Finns Party candidates in the municipal elections have been made fun of in the Per-looks blog.A SMALL storm shook the political discussion surrounding the current municipal elections last week, when a blog named Per-looks was published. The blog, imitating a well-known fashion blog called Hel-looks, is a collection of the Finns Party’s candidates’ campaign images, without any manipulation or textual comments of any kind.

The blog has caused a minor scandal, as the persons in the blog may be considered ugly or shabby by the commentators. Accusations of slander were quickly directed at the creator of the blog, Juha Leinonen. Per-looks was almost immediately followed by Kok-looks, Vih-looks and Pir-looks, which collect pictures of National Coalition, The Green Party and Pirate Party candidates respectively.

The leader of Finns Party, Timo Soini, commented on the matter that the party’s campaigners are “average ugly-handsome men, usually trustworthy” when the newspaper Ilta-Sanomat asked his opinion. However, the Finns Party were quick to react to the blog by forming their own version, which includes better-quality pictures of better-looking candidates. Many of the party’s candidates also publicly considered the blog offensive.

Leinonen told Helsingin Sanomat that his intention wasn’t political, but only to imitate the Hel-looks website. However, the blog even ended up in the headlines of the Swedish Aftonbladet on 8 October.

Many commentators consider that the upheaval highlights the importance of the political candidate’s physical appearance and image.
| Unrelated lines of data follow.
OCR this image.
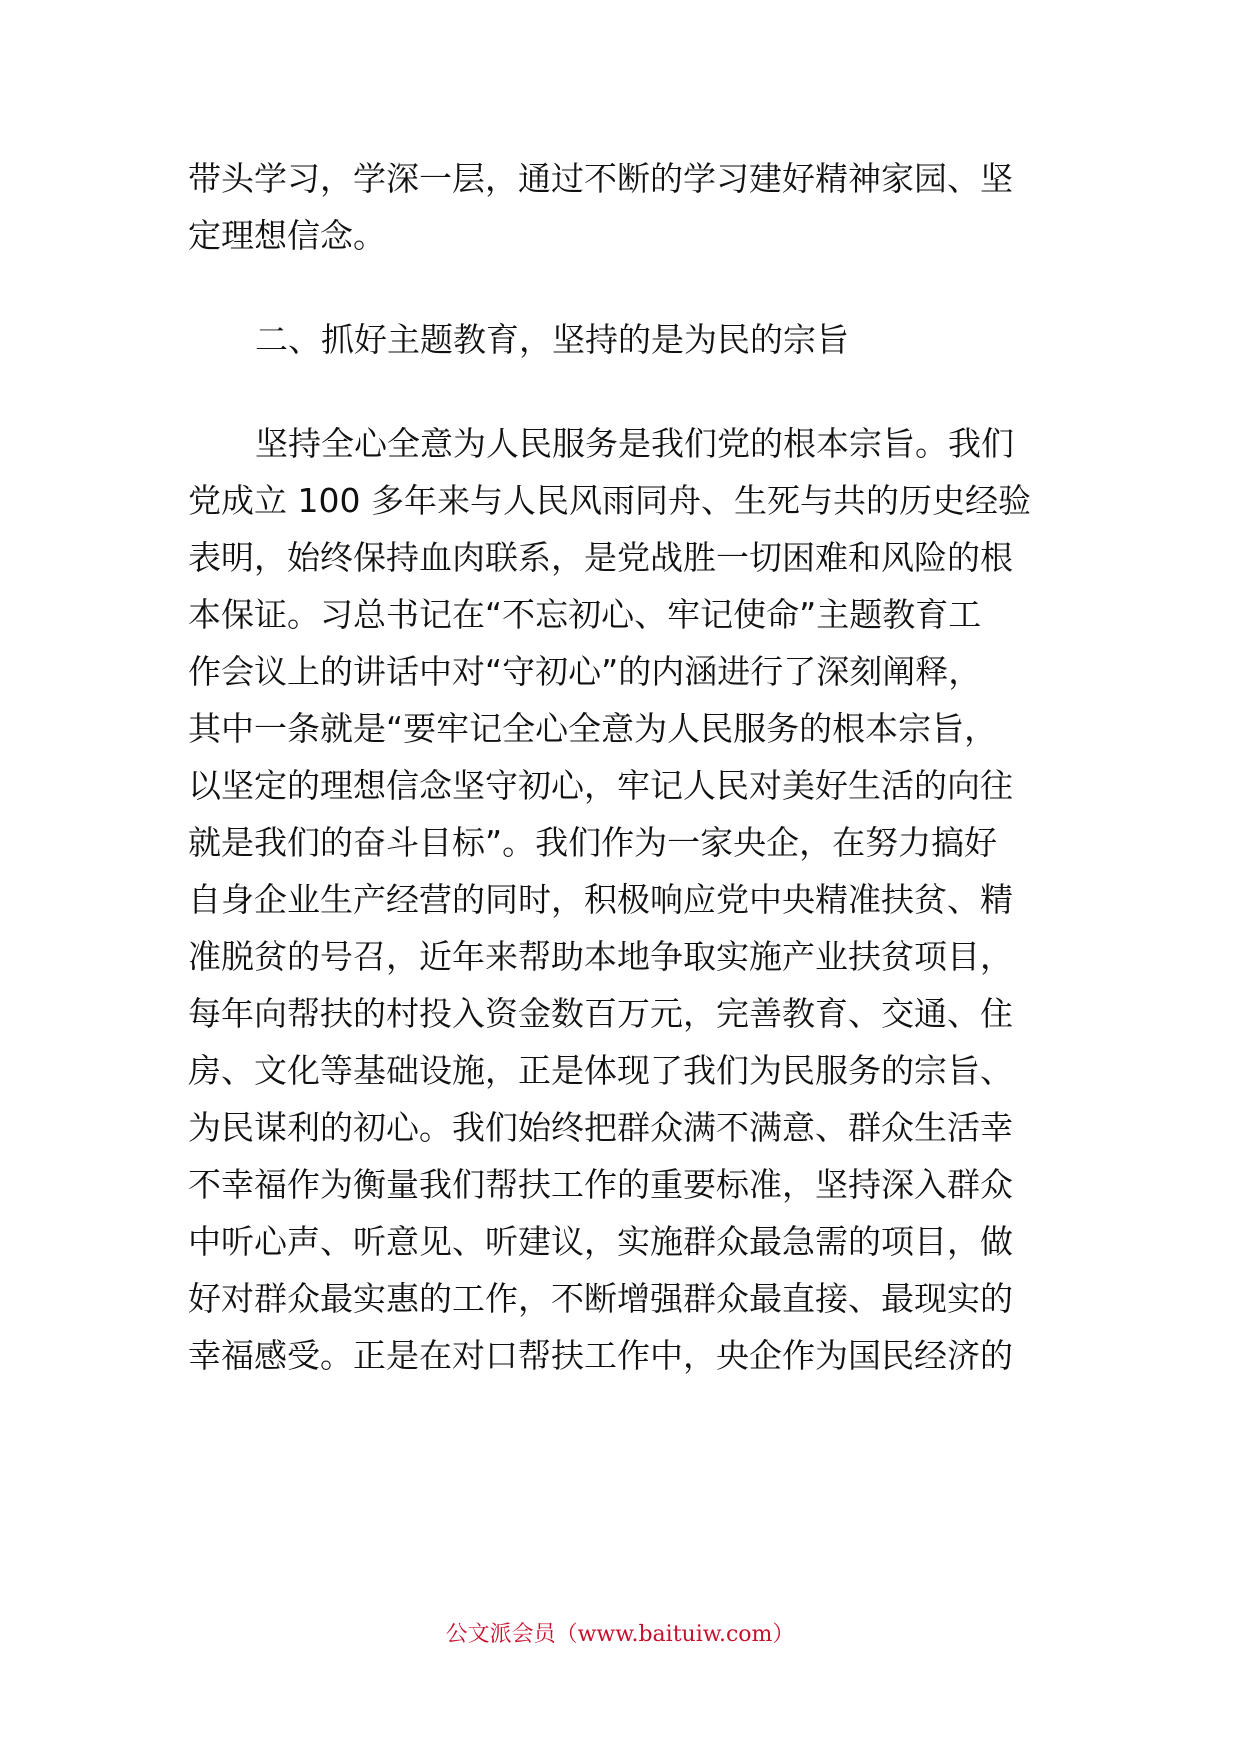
带头学习，学深一层，通过不断的学习建好精神家园、坚
定理想信念。
二、抓好主题教育，坚持的是为民的宗旨
坚持全心全意为人民服务是我们党的根本宗旨。我们
党成立 100 多年来与人民风雨同舟、生死与共的历史经验
表明，始终保持血肉联系，是党战胜一切困难和风险的根
本保证。习总书记在“不忘初心、牢记使命”主题教育工
作会议上的讲话中对“守初心”的内涵进行了深刻阐释，
其中一条就是“要牢记全心全意为人民服务的根本宗旨，
以坚定的理想信念坚守初心，牢记人民对美好生活的向往
就是我们的奋斗目标”。我们作为一家央企，在努力搞好
自身企业生产经营的同时，积极响应党中央精准扶贫、精
准脱贫的号召，近年来帮助本地争取实施产业扶贫项目，
每年向帮扶的村投入资金数百万元，完善教育、交通、住
房、文化等基础设施，正是体现了我们为民服务的宗旨、
为民谋利的初心。我们始终把群众满不满意、群众生活幸
不幸福作为衡量我们帮扶工作的重要标准，坚持深入群众
中听心声、听意见、听建议，实施群众最急需的项目，做
好对群众最实惠的工作，不断增强群众最直接、最现实的
幸福感受。正是在对口帮扶工作中，央企作为国民经济的
公文派会员（www.baituiw.com）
The discussion has long roots, starting from the first-ever televised debate between John F. Kennedy and Richard Nixon in 1960. Those who listened to the debate on the radio considered Nixon the winner, but those seeing him on TV thought otherwise, which eventually caused his defeat and put Kennedy in the White House. Per-looks probably isn’t going to be as significant historically as that debate, but the rage it caused proves that images still hold power despite the sea of visual stimulation we live in nowadays.